A wagging tail does NOT mean you have a happy dog. If you believe that—if you believe that a wagging tail means you have a happy dog—we have to part ways. There’s nothing wrong with parting ways. There’s nothing wrong with having differing opinions. It’s not a matter of one of us being right, and the other being wrong. It’s just that my approach has repeatedly proven to me that a wagging tail has nothing to do with a dog’s happiness—a wagging tail is the indicator of a dog with a higher energy level. That higher energy level is the indicator of the source of all the problems that that dog is having.
- If you choose to continue to believe that a wagging tail on a dog is the indicator of a happy dog,
- and if you believe that having a happy dog is the best thing,
- and that getting a dog’s tail to wag all the time is what you should be doing,
then continue to believe that.
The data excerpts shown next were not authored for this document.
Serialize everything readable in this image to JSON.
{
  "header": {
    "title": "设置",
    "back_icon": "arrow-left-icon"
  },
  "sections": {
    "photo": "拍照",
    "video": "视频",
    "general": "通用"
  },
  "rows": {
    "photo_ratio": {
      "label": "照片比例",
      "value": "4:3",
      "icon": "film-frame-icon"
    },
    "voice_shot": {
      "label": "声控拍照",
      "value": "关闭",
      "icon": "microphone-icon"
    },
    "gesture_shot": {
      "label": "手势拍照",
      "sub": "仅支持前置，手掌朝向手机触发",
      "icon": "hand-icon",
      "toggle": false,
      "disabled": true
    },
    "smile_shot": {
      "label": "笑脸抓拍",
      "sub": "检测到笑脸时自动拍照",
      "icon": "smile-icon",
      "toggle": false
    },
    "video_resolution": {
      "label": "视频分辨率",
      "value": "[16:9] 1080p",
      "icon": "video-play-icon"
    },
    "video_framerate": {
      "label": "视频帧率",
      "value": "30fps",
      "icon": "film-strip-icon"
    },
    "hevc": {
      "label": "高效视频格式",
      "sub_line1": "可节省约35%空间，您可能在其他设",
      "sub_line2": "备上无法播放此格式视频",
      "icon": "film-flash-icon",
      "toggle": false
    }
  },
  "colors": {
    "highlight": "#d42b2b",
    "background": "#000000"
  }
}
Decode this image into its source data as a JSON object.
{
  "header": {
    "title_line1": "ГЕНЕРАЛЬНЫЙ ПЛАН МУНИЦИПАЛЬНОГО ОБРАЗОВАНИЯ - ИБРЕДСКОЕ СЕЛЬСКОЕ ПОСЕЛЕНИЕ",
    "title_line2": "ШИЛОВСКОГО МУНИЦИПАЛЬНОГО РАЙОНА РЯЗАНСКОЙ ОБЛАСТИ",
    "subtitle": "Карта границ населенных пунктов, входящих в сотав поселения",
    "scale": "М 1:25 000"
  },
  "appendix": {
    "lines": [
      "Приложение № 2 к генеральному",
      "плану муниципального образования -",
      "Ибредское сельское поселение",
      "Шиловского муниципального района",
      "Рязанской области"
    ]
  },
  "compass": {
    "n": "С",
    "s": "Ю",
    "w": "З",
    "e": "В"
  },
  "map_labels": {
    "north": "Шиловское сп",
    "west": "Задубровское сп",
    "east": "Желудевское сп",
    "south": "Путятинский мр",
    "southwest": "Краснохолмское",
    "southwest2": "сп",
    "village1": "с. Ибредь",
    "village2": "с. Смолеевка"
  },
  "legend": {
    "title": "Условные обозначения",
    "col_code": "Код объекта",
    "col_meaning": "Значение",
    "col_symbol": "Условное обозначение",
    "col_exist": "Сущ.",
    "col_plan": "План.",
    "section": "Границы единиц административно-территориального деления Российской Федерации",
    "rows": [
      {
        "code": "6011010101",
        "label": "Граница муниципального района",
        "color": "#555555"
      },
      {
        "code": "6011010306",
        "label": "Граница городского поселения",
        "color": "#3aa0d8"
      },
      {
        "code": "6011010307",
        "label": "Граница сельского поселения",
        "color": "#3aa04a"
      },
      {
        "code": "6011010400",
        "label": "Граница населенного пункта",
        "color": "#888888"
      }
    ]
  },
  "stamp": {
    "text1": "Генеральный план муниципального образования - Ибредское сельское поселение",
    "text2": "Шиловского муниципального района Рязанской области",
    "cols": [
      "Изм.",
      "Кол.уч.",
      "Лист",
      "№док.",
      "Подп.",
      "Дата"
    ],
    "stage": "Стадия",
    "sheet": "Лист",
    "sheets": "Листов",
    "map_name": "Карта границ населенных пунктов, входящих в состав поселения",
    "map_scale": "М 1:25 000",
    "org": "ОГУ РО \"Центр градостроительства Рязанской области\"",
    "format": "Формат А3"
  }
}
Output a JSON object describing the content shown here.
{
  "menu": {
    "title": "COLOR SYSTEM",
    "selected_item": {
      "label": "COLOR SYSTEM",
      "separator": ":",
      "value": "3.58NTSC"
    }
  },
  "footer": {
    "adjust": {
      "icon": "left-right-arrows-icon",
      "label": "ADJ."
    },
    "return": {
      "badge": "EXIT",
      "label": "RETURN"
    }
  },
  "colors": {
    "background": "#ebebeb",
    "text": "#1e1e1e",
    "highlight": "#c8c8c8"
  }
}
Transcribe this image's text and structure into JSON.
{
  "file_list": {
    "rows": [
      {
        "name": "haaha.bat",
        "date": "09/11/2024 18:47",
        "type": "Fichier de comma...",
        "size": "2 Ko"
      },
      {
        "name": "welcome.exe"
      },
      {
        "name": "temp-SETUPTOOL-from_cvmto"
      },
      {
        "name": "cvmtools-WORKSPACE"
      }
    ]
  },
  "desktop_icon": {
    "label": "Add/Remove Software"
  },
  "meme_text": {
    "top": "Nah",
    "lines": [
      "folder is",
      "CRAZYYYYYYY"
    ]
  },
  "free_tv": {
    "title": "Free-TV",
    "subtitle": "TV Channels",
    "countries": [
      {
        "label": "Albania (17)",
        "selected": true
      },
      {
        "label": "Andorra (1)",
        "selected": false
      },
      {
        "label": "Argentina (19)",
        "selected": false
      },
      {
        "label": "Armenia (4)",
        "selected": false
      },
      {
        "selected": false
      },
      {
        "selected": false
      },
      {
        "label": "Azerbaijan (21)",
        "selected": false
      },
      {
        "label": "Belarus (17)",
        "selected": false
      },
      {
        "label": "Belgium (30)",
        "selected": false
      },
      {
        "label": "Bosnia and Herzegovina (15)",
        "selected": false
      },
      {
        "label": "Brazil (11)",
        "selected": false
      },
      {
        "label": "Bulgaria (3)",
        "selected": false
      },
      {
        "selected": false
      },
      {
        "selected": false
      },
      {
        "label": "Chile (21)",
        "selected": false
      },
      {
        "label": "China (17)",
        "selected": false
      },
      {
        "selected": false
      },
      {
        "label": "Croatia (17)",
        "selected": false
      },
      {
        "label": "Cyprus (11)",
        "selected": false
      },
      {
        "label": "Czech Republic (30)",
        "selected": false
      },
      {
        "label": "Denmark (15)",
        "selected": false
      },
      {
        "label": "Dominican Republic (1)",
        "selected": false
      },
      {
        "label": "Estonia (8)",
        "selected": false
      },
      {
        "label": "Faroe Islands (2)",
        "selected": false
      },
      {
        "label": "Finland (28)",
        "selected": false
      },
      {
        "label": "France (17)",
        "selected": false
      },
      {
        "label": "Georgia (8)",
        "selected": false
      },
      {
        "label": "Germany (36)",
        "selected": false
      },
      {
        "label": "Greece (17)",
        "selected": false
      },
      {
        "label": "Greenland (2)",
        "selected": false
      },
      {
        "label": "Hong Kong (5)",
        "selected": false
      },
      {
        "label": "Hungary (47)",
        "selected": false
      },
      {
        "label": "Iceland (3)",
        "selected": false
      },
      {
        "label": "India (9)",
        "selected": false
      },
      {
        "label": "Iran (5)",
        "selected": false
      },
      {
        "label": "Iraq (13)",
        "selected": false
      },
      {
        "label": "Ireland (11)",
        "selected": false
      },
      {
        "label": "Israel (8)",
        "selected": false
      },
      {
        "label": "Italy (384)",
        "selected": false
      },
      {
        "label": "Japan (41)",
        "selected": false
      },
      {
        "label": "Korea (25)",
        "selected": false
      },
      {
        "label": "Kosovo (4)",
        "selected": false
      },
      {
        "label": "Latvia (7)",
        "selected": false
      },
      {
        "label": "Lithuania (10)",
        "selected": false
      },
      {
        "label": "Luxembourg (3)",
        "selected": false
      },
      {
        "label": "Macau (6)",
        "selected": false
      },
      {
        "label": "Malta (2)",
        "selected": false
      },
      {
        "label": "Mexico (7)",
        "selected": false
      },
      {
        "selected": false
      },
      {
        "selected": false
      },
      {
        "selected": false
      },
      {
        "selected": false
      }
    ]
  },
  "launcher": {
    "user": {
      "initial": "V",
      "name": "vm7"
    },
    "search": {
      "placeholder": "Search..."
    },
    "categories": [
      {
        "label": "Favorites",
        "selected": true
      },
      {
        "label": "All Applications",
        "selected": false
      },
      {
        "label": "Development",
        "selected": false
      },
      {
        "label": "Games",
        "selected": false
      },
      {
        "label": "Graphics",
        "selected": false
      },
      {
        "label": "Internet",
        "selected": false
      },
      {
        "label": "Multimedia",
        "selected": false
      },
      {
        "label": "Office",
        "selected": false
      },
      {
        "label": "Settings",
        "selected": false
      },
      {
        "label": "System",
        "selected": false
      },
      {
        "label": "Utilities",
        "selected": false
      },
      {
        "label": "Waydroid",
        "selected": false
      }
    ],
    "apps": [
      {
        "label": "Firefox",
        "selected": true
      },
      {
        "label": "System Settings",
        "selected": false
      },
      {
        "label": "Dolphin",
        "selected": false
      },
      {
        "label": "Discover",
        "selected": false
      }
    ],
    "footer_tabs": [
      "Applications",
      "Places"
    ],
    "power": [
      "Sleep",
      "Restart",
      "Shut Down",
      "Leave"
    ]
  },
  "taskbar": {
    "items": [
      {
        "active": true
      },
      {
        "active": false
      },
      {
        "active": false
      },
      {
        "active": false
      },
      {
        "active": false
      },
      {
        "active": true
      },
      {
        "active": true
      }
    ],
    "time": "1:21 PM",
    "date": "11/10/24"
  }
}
Go down your chosen path, have a conscious break in our belief systems, go do what you want to do while I go and do what I want to do.
I believe that while your dog is wagging its tail, I’ll be having fewer problems, since I’ll be treating the dog’s tail wag as—simultaneously
- a tail wag (the behavior is the behavior itself)
- a message (the dog’s telling us its energy level is increasing or has increased)
- the dog telling us about his relationship with us (he’s going away from being able to submit to its human leader)
It really divides the landscape into three or four different regions, and if you don’t take a time to look at what’s going on, things get ugly really quickly.
Having a relationship with your dog is the experience of relating to them—not the thinking through of how to experience the experience. In this culture, we’re unconsciously taught to think everything through, and that prevents having a relationship with your dog. Lacking the relationship with them, their needs never get met, their energy levels increase, the brains shut off, and problems show up and never go away.